日本語学習者の僕としては、あまり発言権がないと思います。自分の言葉（文化）ではありませんから。ただ、どこの言葉もこんな事は避けられないでしょう。
大辞林も「見れる」に対し、こう書いてありました。

本来は「みられる」というべきもの。

それは受け取りましたが、できればみられると書いて欲しいことでしょうか。


----------



## Flaminius

議論の流れを中断してすみませんが、ポストを引用するのは最小限にしてください。スレッドが読みにくくなります。私のポストを二度読んでも面白いことないです。私なら今のような場合、全く引用しないです。

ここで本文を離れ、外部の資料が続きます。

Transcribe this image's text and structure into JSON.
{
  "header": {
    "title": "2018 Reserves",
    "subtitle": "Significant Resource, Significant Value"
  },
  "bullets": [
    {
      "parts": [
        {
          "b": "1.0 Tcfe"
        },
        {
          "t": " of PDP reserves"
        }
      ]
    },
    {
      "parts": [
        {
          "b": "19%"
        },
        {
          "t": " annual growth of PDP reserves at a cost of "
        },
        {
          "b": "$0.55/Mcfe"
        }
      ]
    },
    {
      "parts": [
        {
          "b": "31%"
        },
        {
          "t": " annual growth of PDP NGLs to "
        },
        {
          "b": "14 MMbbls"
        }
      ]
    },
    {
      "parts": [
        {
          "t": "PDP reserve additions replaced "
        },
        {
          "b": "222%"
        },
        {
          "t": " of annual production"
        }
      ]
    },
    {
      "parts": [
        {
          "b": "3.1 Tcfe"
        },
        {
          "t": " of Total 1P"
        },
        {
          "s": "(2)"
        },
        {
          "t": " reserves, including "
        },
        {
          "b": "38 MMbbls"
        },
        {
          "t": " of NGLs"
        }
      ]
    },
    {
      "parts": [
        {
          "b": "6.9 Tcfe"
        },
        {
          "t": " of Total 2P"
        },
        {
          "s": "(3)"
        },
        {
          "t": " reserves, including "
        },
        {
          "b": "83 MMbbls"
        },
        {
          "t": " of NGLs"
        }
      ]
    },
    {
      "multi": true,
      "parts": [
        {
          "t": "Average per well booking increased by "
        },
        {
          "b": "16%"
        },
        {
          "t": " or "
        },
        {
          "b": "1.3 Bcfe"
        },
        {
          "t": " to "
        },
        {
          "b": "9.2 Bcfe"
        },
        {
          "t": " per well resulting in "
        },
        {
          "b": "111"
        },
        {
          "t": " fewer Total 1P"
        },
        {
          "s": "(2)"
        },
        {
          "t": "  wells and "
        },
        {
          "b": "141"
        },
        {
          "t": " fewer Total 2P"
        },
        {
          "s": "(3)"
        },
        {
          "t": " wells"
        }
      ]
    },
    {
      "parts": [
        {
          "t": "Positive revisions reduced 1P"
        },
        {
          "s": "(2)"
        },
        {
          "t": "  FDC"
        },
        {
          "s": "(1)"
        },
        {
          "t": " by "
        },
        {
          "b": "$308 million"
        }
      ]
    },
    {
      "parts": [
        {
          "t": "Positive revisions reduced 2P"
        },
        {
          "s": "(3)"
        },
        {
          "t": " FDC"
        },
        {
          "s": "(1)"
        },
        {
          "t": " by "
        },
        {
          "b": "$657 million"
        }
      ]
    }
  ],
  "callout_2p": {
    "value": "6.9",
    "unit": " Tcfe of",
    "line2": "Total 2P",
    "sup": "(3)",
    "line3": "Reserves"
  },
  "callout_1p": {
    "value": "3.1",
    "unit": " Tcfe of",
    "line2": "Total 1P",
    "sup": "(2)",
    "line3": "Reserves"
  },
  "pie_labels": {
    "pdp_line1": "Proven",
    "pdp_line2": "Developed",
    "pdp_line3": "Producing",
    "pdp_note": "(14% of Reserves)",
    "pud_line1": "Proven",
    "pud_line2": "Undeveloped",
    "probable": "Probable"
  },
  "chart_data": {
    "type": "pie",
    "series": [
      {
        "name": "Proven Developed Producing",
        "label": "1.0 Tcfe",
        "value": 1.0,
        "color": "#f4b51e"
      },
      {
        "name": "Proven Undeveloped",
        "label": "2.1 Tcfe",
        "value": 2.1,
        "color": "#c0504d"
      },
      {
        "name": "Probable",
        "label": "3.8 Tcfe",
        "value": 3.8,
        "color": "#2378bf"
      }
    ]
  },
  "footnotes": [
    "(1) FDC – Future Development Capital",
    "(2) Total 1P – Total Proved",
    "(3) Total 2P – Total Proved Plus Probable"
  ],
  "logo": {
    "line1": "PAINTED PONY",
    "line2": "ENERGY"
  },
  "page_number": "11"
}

確かにこの議論は日本語を第一言語とする人たち向けではありますが、学習者に関係ないわけではありません。「ら抜き言葉」のせいで日本語の授業や資格試験で不利な評価を受けるとしたら、全く不幸なことでしょう。また実用的にも、「ら抜き言葉」の方がより自然に感じられる状況や相手が存在するので、一律に「見られる」が正しいという態度ではコミュニケーションの仕方に問題があります。

書き言葉では「見られる」を使用するのが安全といえます。


----------



## icefire112233

分かりました、ありがとうございます。

_（いつも引用するのは別のフォルムでの癖で、以後気をつけます。）_


----------



## OED Loves Me Not

Flaminius さん、「ら抜き言葉」についての詳しい解説をありがとうございます。
僕はどうもこの「ら抜き言葉」を聞いたり読んだりすると腹が立ってしまって
いけません。僕の偏見ですね。「間違い」とは決めつけないようにし、
腹を立てないように気を付けたいと思います。

ただ、現在のところ、日本人であろうと外国人であろうと、少しでも
フォーマルな文章を書く時は「ら抜き言葉」は避けておき、日本語を学ぶ
外国人は特に、よほどの上級者でない限り、話し言葉においてさえ
「ら抜き言葉」は使わないようにしておくことが賢明でしょうね。


----------